Horace avait dans le marquis un dangereux adversaire, et, s'il s'en fût douté, il l'aurait certainement indisposé encore plus par sa hauteur et ses bravades. Mais le pauvre enfant était trop candide pour soupçonner l'empire qu'exerçait le vieux roué sur l'esprit de sa belle vicomtesse. Il s'en méfiait si peu, qu'il céda à cette bienveillante admiration que lui inspiraient les gens de qualité. Malgré tout son républicanisme, Horace était aristocrate dans l'âme. On pouvait lui appliquer le mot pittoresque du Misanthrope: «La qualité l'entête.» Il éprouvait pour ce monde-là une tolérance politique sans bornes, une sympathie de nature. Il ne pouvait voir un crime dans les habitudes d'élévation et de grandeur, lui qui était dévoré du besoin de ces choses, et qui se sentait fait pour en prendre sa part. Il admirait donc la bonne compagnie sans la respecter; il désirait s'y mettre à l'unisson par ses manières, et il s'y essayait avec la pleine confiance d'y réussir bien vite. Cette facilité à se transformer, cette absence de raideur et de crainte, lui donnaient véritablement un grand charme. Il faisait vingt gaucheries dont pas une ne déplaisait, parce qu'il s'en apercevait le premier et en riait de bonne grâce, ne demandant pas pardon d'ignorer ce qu'on ne lui avait pas appris, déclarant à qui voulait l'entendre qu'il n'avait jamais vu le monde, et ne montrant ni fausse honte ni sot orgueil. Le laisser-aller de la campagne venait à son secours. La vicomtesse affectait de pousser ce sans-gêne aussi loin qu'il était possible, et de friser le mauvais ton dans son enjouement avec une mesure toujours exquise.
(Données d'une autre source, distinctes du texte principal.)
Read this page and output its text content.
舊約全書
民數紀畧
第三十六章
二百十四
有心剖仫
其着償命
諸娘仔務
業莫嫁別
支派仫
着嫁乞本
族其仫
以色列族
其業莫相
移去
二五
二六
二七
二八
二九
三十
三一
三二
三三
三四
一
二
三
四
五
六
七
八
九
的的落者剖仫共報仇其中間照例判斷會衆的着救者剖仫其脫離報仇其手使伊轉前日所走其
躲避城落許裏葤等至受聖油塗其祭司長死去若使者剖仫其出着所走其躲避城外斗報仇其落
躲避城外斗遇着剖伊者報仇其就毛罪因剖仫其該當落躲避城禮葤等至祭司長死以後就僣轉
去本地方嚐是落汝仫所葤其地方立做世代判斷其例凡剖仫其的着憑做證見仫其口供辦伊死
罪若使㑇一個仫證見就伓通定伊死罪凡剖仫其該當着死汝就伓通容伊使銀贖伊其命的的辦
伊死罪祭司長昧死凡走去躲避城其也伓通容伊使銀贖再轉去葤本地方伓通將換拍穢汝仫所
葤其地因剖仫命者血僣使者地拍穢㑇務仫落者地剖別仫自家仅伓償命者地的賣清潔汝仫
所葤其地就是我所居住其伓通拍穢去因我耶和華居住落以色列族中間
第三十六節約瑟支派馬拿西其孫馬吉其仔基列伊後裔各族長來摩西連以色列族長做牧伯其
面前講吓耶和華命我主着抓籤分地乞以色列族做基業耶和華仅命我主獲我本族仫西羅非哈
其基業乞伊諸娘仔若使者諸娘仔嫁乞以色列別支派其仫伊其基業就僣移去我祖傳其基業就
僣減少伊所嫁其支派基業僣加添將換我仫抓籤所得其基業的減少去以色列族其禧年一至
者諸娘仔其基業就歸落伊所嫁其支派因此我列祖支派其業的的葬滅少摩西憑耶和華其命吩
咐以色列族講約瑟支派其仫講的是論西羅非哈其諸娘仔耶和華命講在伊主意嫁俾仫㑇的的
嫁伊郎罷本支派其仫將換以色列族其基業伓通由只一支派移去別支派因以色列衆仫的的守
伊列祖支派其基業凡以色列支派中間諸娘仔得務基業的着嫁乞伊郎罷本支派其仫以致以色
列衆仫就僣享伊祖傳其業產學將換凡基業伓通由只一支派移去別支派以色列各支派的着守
Elle riait de tout son coeur des maladresses du nouveau venu, après les avoir bien provoquées; mais elle n'en riait que devant lui et avec lui; et il mettait de son côté tant de bonhomie et d'ouverture de coeur, que, malgré toutes les préventions de l'entourage, il gagna en un jour toutes les sympathies, même celle du comte de Meilleraie, qui ne prit de lui aucun ombrage, se confiant dans la supériorité de ses belles manières. Par malheur, le comte attribuait à ces manières une importance dont la vicomtesse ne faisait plus aucun cas depuis douze heures. Horace était cent fois plus aimable, avec sa tenue étourdie et dégagée, que le comte avec son dandysme et son dandinage. Ce dernier mot fut celui dont elle se servit pour expliquer à Horace, qui le lui demandait naïvement, ce que signifiait littéralement le premier.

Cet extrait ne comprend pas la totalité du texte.